While recent observations of the Andromeda Galaxy are the first time that the motion of stars has helped to reconstruct a galactic merger, there are other ways to unravel a galaxy’s complicated history. In a 2021 study, a different team of astronomers studied the chemical composition of red giant stars in the Large Magellanic Cloud (a dwarf galaxy that orbits the Milky Way) and found that at least one densely packed star cluster in the Large Magellanic Cloud it’s basically a stellar fossil left over from an even smaller galaxy that the Large Magellanic Cloud once swallowed. It’s a common event in the life of a galaxy.
why does it matter
Studying how stars migrated to Andromeda during its relatively recent merger could shed some light on our own galaxy’s backstory — and its ultimate fate.
“Galaxies like M31 (Andromeda) and our Milky Way are built from the building blocks of many smaller galaxies throughout cosmic history,” says Dey in a recent statement. Most of the stars in our galactic halo also formed in another galaxy, which merged with the Milky Way between eight and ten billion years ago.

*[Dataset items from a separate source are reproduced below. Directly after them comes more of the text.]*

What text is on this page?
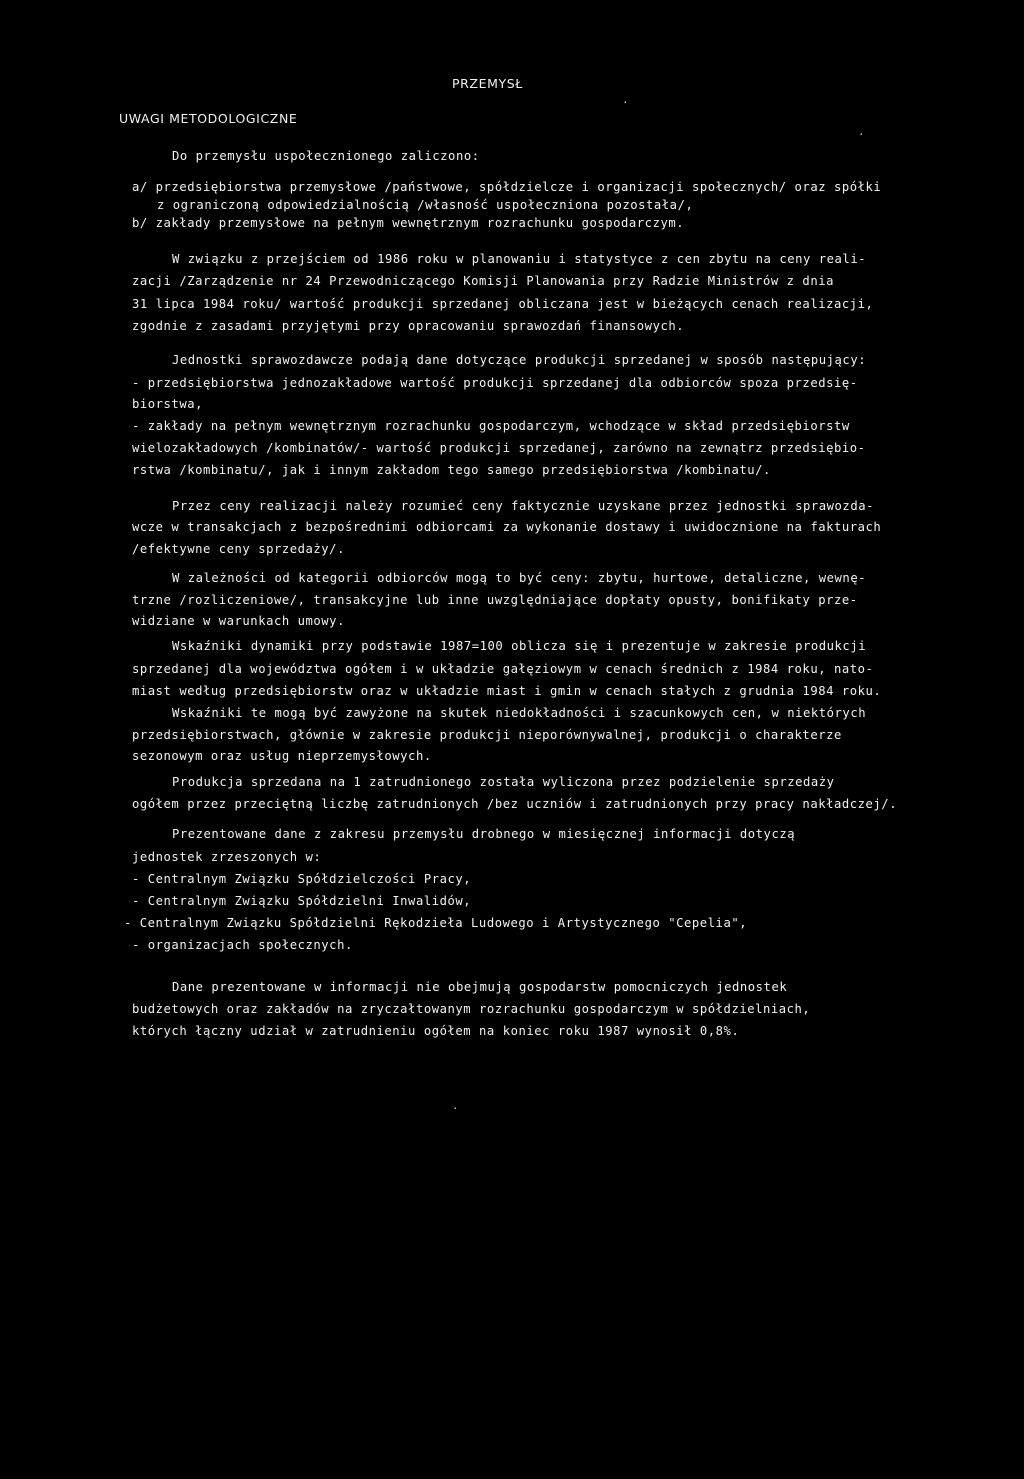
PRZEMYSŁ
UWAGI METODOLOGICZNE
·
·
·
Do przemysłu uspołecznionego zaliczono:
a/ przedsiębiorstwa przemysłowe /państwowe, spółdzielcze i organizacji społecznych/ oraz spółki
z ograniczoną odpowiedzialnością /własność uspołeczniona pozostała/,
b/ zakłady przemysłowe na pełnym wewnętrznym rozrachunku gospodarczym.
W związku z przejściem od 1986 roku w planowaniu i statystyce z cen zbytu na ceny reali-
zacji /Zarządzenie nr 24 Przewodniczącego Komisji Planowania przy Radzie Ministrów z dnia
31 lipca 1984 roku/ wartość produkcji sprzedanej obliczana jest w bieżących cenach realizacji,
zgodnie z zasadami przyjętymi przy opracowaniu sprawozdań finansowych.
Jednostki sprawozdawcze podają dane dotyczące produkcji sprzedanej w sposób następujący:
- przedsiębiorstwa jednozakładowe wartość produkcji sprzedanej dla odbiorców spoza przedsię-
biorstwa,
- zakłady na pełnym wewnętrznym rozrachunku gospodarczym, wchodzące w skład przedsiębiorstw
wielozakładowych /kombinatów/- wartość produkcji sprzedanej, zarówno na zewnątrz przedsiębio-
rstwa /kombinatu/, jak i innym zakładom tego samego przedsiębiorstwa /kombinatu/.
Przez ceny realizacji należy rozumieć ceny faktycznie uzyskane przez jednostki sprawozda-
wcze w transakcjach z bezpośrednimi odbiorcami za wykonanie dostawy i uwidocznione na fakturach
/efektywne ceny sprzedaży/.
W zależności od kategorii odbiorców mogą to być ceny: zbytu, hurtowe, detaliczne, wewnę-
trzne /rozliczeniowe/, transakcyjne lub inne uwzględniające dopłaty opusty, bonifikaty prze-
widziane w warunkach umowy.
Wskaźniki dynamiki przy podstawie 1987=100 oblicza się i prezentuje w zakresie produkcji
sprzedanej dla województwa ogółem i w układzie gałęziowym w cenach średnich z 1984 roku, nato-
miast według przedsiębiorstw oraz w układzie miast i gmin w cenach stałych z grudnia 1984 roku.
Wskaźniki te mogą być zawyżone na skutek niedokładności i szacunkowych cen, w niektórych
przedsiębiorstwach, głównie w zakresie produkcji nieporównywalnej, produkcji o charakterze
sezonowym oraz usług nieprzemysłowych.
Produkcja sprzedana na 1 zatrudnionego została wyliczona przez podzielenie sprzedaży
ogółem przez przeciętną liczbę zatrudnionych /bez uczniów i zatrudnionych przy pracy nakładczej/.
Prezentowane dane z zakresu przemysłu drobnego w miesięcznej informacji dotyczą
jednostek zrzeszonych w:
- Centralnym Związku Spółdzielczości Pracy,
- Centralnym Związku Spółdzielni Inwalidów,
- Centralnym Związku Spółdzielni Rękodzieła Ludowego i Artystycznego "Cepelia",
- organizacjach społecznych.
Dane prezentowane w informacji nie obejmują gospodarstw pomocniczych jednostek
budżetowych oraz zakładów na zryczałtowanym rozrachunku gospodarczym w spółdzielniach,
których łączny udział w zatrudnieniu ogółem na koniec roku 1987 wynosił 0,8%.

“Our emerging picture is that the history of the Andromeda Galaxy is similar to that of our own galaxy, the Milky Way,” said Sergey Koposov, an astrophysicist at the University of Edinburg, in a recent statement. “The inner halos of both galaxies are dominated by a single immigration event.” In other words, most of the imported stars that Dey and his colleagues found in Andromeda came from just one other galaxy that merged with Andromeda — not a series of small mergers. And the history of our Milky Way appears to be quite similar in that regard.

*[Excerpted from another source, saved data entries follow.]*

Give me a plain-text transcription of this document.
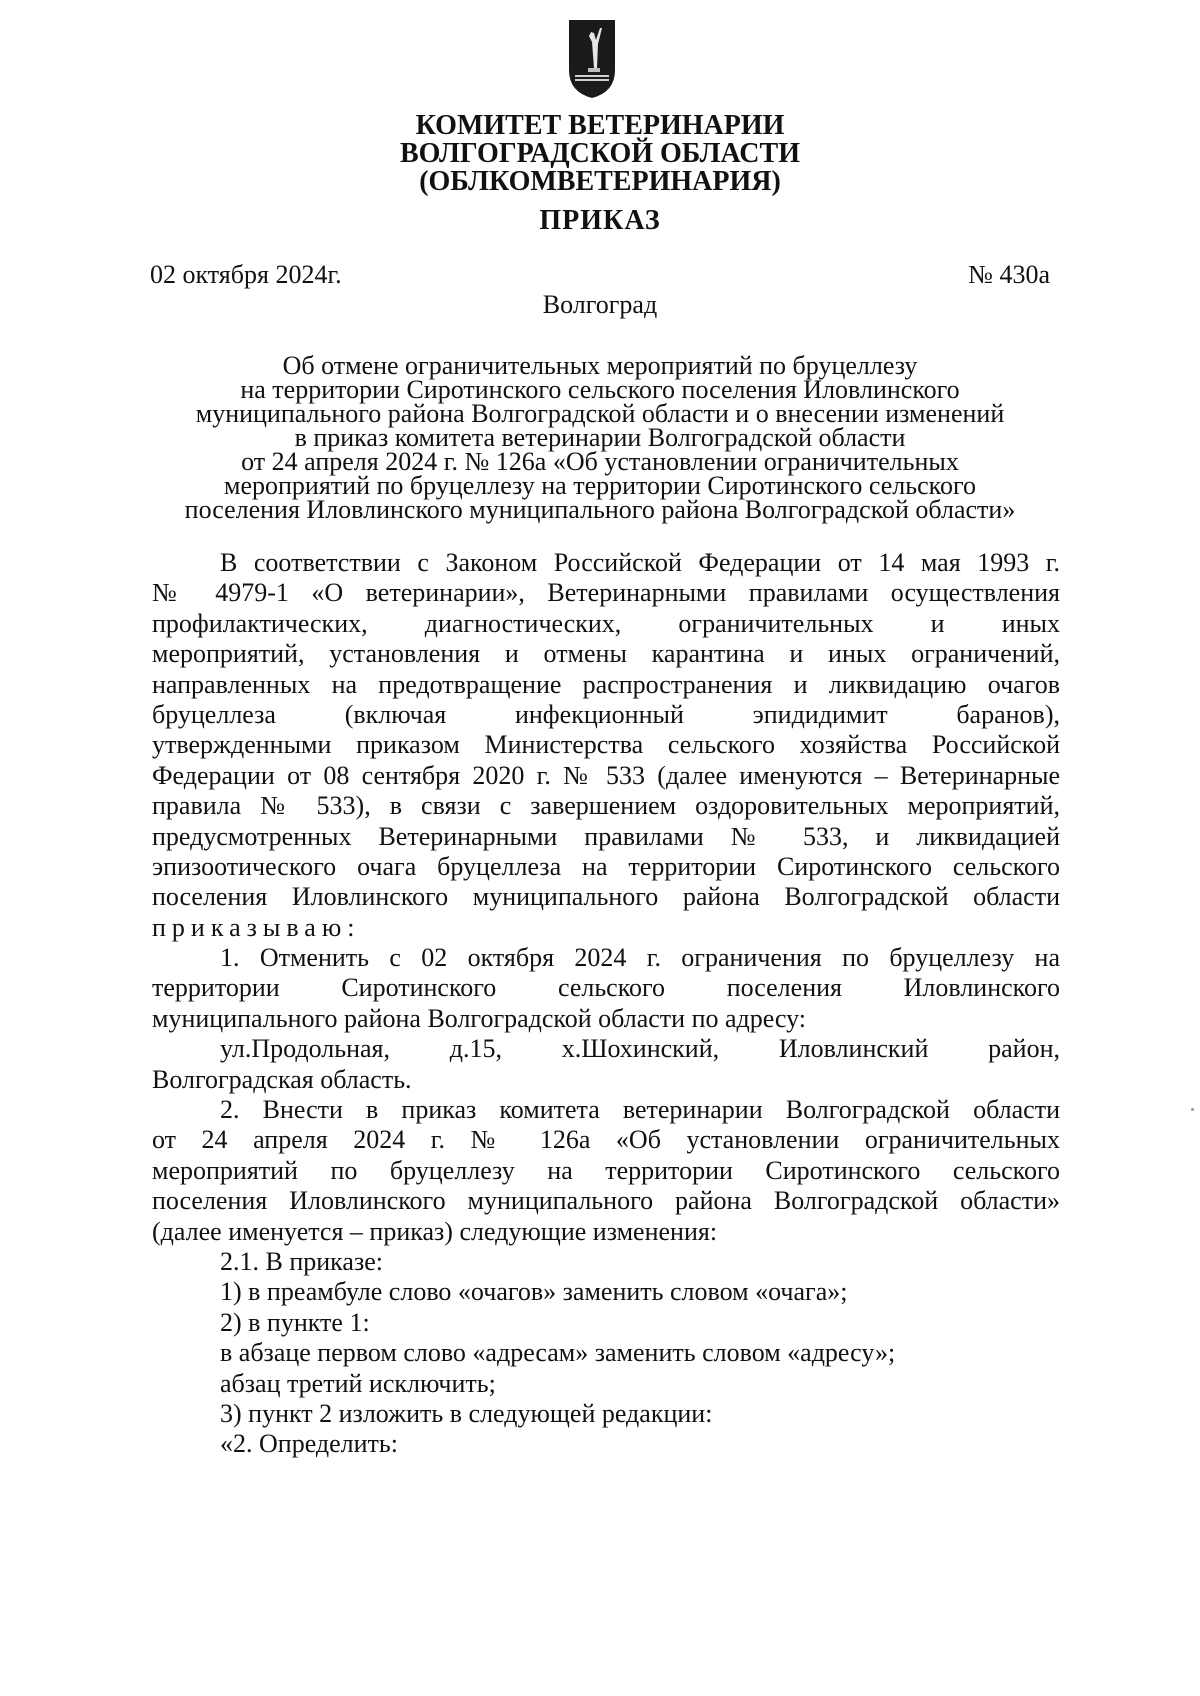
КОМИТЕТ ВЕТЕРИНАРИИ
ВОЛГОГРАДСКОЙ ОБЛАСТИ
(ОБЛКОМВЕТЕРИНАРИЯ)
ПРИКАЗ
02 октября 2024г.	№ 430а
Волгоград
Об отмене ограничительных мероприятий по бруцеллезу
на территории Сиротинского сельского поселения Иловлинского
муниципального района Волгоградской области и о внесении изменений
в приказ комитета ветеринарии Волгоградской области
от 24 апреля 2024 г. № 126а «Об установлении ограничительных
мероприятий по бруцеллезу на территории Сиротинского сельского
поселения Иловлинского муниципального района Волгоградской области»
В соответствии с Законом Российской Федерации от 14 мая 1993 г.
№ 4979-1 «О ветеринарии», Ветеринарными правилами осуществления
профилактических, диагностических, ограничительных и иных
мероприятий, установления и отмены карантина и иных ограничений,
направленных на предотвращение распространения и ликвидацию очагов
бруцеллеза (включая инфекционный эпидидимит баранов),
утвержденными приказом Министерства сельского хозяйства Российской
Федерации от 08 сентября 2020 г. № 533 (далее именуются – Ветеринарные
правила № 533), в связи с завершением оздоровительных мероприятий,
предусмотренных Ветеринарными правилами № 533, и ликвидацией
эпизоотического очага бруцеллеза на территории Сиротинского сельского
поселения Иловлинского муниципального района Волгоградской области
приказываю:
1. Отменить с 02 октября 2024 г. ограничения по бруцеллезу на
территории Сиротинского сельского поселения Иловлинского
муниципального района Волгоградской области по адресу:
ул.Продольная, д.15, х.Шохинский, Иловлинский район,
Волгоградская область.
2. Внести в приказ комитета ветеринарии Волгоградской области
от 24 апреля 2024 г. № 126а «Об установлении ограничительных
мероприятий по бруцеллезу на территории Сиротинского сельского
поселения Иловлинского муниципального района Волгоградской области»
(далее именуется – приказ) следующие изменения:
2.1. В приказе:
1) в преамбуле слово «очагов» заменить словом «очага»;
2) в пункте 1:
в абзаце первом слово «адресам» заменить словом «адресу»;
абзац третий исключить;
3) пункт 2 изложить в следующей редакции:
«2. Определить:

And in about five billion years, we’re going to collide and merge with Andromeda.
What is the next
Dey and his colleagues say the 7,500 stars in their recent study were just a sample; now they plan to survey all visible stars in Andromeda’s galactic halo.
They will use the same instrument they used for the recent study: the Dark Energy Spectroscopic Instrument mounted on the fifty-year-old Mayall Telescope at Kitt Peak National Observatory. The instrument was originally designed to map galaxies and quasars to help astronomers measure how fast the universe is expanding.